The International Council of Securities Associations, the global forum for the trade associations and SROs that represent and regulate the securities industry, seek a delay in the implementation of the Foreign Account Tax Compliance Act and a cross border framework. In a letter to the IRS and Treasury, the Council said that, while fully supporting FATCA's overarching goals of preventing tax evasion and promoting financial transparency, its fears that the Act would impose significant compliance costs on all foreign financial institutions and, in a number of jurisdictions, cause financial institutions to violate data privacy laws if they were to comply with FATCA. In addition, FATCA sets new, unilateral standards for beneficial ownership, thereby undercutting the multilateral negotiations carried out under the leadership of the Financial Action Task Force.
Rather than the unilateral approach taken by FATCA, the Council suggested the development of a global framework allowing the US and other governments to obtain information regarding income paid to citizens of their countries by foreign financial institutions which is in harmony with each jurisdiction’s existing laws and does not create an excessive compliance burden for financial institutions.

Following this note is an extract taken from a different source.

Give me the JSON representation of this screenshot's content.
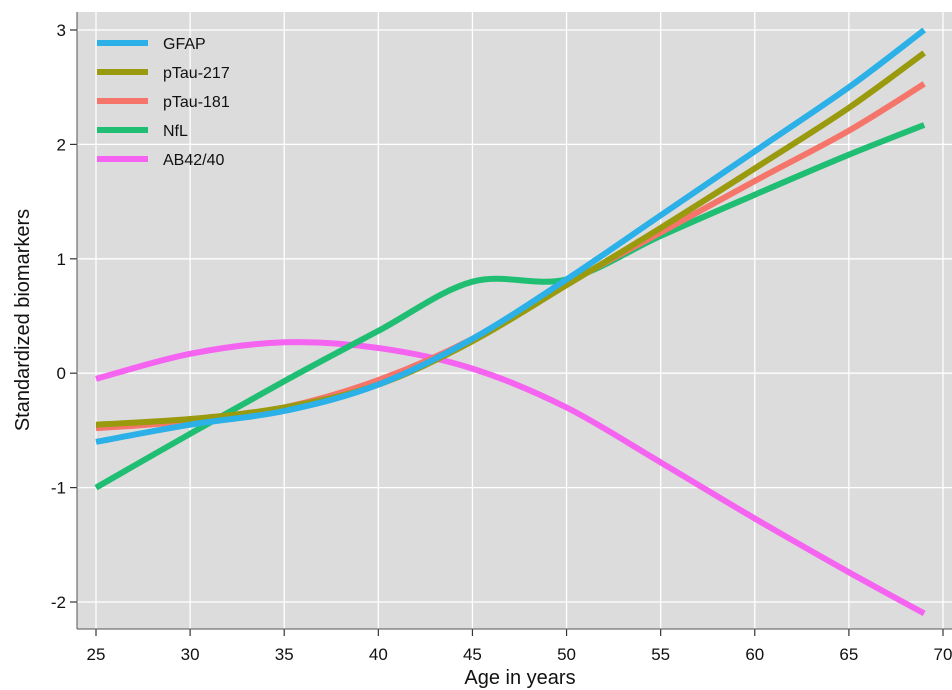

The Council believes that an approach developed through negotiations between governments and not through the agreements between the IRS and private entities mandated by FATCA, would be consistent with the G20’s emphasis
on building a coherent global framework for financial markets.
FATCA will effectively compel foreign financial institutions, broadly defined to include banks, hedge funds, investment companies and securities and commodities firms, to enter into an agreement with the IRS requiring them to report annually certain customer information and to withhold and pay to the IRS a 30% withholding tax on customers of those institutions who are US companies or US citizens that have not supplied certain information to the foreign financial institution. Thus, FATCA will compel foreign financial institutions to screen their existing customer database to identify clients that are US companies or individuals who are US persons.

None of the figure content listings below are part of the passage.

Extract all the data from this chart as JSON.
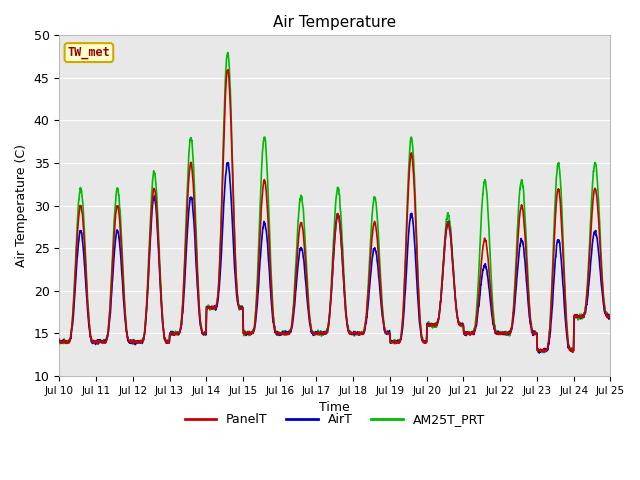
{
  "title": "Air Temperature",
  "xlabel": "Time",
  "ylabel": "Air Temperature (C)",
  "ylim": [
    10,
    50
  ],
  "xlim": [
    0,
    15
  ],
  "annotation_text": "TW_met",
  "annotation_bg": "#ffffcc",
  "annotation_border": "#ccaa00",
  "annotation_color": "#990000",
  "background_color": "#e8e8e8",
  "grid_color": "#ffffff",
  "xtick_labels": [
    "Jul 10",
    "Jul 11",
    "Jul 12",
    "Jul 13",
    "Jul 14",
    "Jul 15",
    "Jul 16",
    "Jul 17",
    "Jul 18",
    "Jul 19",
    "Jul 20",
    "Jul 21",
    "Jul 22",
    "Jul 23",
    "Jul 24",
    "Jul 25"
  ],
  "ytick_values": [
    10,
    15,
    20,
    25,
    30,
    35,
    40,
    45,
    50
  ],
  "PanelT_color": "#cc0000",
  "AirT_color": "#0000cc",
  "AM25T_color": "#00bb00",
  "linewidth": 1.2,
  "legend_labels": [
    "PanelT",
    "AirT",
    "AM25T_PRT"
  ],
  "legend_colors": [
    "#cc0000",
    "#0000cc",
    "#00bb00"
  ],
  "daily_panel_max": [
    30,
    30,
    32,
    35,
    46,
    33,
    28,
    29,
    28,
    36,
    28,
    26,
    30,
    32,
    32
  ],
  "daily_air_max": [
    27,
    27,
    31,
    31,
    35,
    28,
    25,
    29,
    25,
    29,
    28,
    23,
    26,
    26,
    27
  ],
  "daily_am25_max": [
    32,
    32,
    34,
    38,
    48,
    38,
    31,
    32,
    31,
    38,
    29,
    33,
    33,
    35,
    35
  ],
  "daily_min": [
    14,
    14,
    14,
    15,
    18,
    15,
    15,
    15,
    15,
    14,
    16,
    15,
    15,
    13,
    17
  ]
}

But according to the Council, FATCA goes further than just requiring financial institutions to identify US companies and citizens. Financial institutions must be able to prove that their non-US clients are in fact not US companies or citizens or people born in the US. This requirement would apply not just to new accounts, but to many existing accounts as well, especially where clients may have US indicia on file, such as a U.S. mailing address (with some proposed exceptions). However, querying the nationality of customers is not part of the identification and verification of identity of customers under current anti-money laundering requirements in most jurisdictions.
The Council also noted that the definition of specified U.S. persons contained in the FATCA legislation encompasses foreign visitors who satisfy the substantial presence test. The test of whether an individual has a “substantial US tax presence” is based on whether or not a person has spent a weighted average of more than 183 days in the US over the past three calendar years, including at least 31 days in the past year. However, financial institutions generally do not collect such information as part of their initial or ongoing customer due diligence assessment.
In order to obtain this information, firms would have to explain the definition of a “substantial US tax presence” to their customers and then rely on the individual in question being able to both understand the definition and answer the question honestly. And the firm would not be able to verify the answer since it would not have access to the necessary documentation. In addition, given that the answer to the question may change from year to year, firms will need to identify such persons on an annual basis although they will not have access to the information that would allow them to actually verify if the customer were telling the truth or not.
Similarly, the definition of specified U.S. persons in FATCA legislation also includes green card holders. However, financial institutions are generally not required to request the details of a person’s green card status as part of their initial or ongoing due diligence. Therefore, to comply fully with the legislation, firms will have to attempt to indentify those existing and new customers who are green card holders without being able to independently verify the information that is given to them by the customers.
Even more troubling is the likelihood that all major non-US financial institutions will be captured by the requirement to be FATCA compliant due to their US exposures. As a result they will need to report all their US client dealings to the IRS and withhold 30% of US based income including gross proceeds of sales, from clients and counterparties that decline or for any reason do not cooperate with their US client identification regime. However, in a large number of countries, the legal basis on which they will be able to report their US client dealings and/or withhold 30% of US based income is not clear at this time. Indeed, there are a number of jurisdictions where financial institutions are expressly prohibited from undertaking these actions by data privacy and and other national laws.
For example, in Japan disclosure of personal information to a third party without the consent of the customer is prohibited by the Act on the Protection of Personal Information. If a customer did not consent to the disclosure, it would be difficult if not impossible for a financial institution based in Japan to withhold funds from the customer’s accounts based on an agreement with the US government, since that agreement would not have any legal basis in Japan. Similarly, under the Australian Privacy Act, every identified US person would need to consent to the disclosure of their personal information by the financial institution to the US government.
Financial institutions based in the EU would also face criminal prosecution as well as civil claims over breaches of data protection laws if those firms were to comply with FATCA. Absent direct EU legislative action, the FATCA obligations placed on the firms would mean that those financial institutions face a significant risk of customer claims of non-compliance with data protection and banking confidentiality obligations.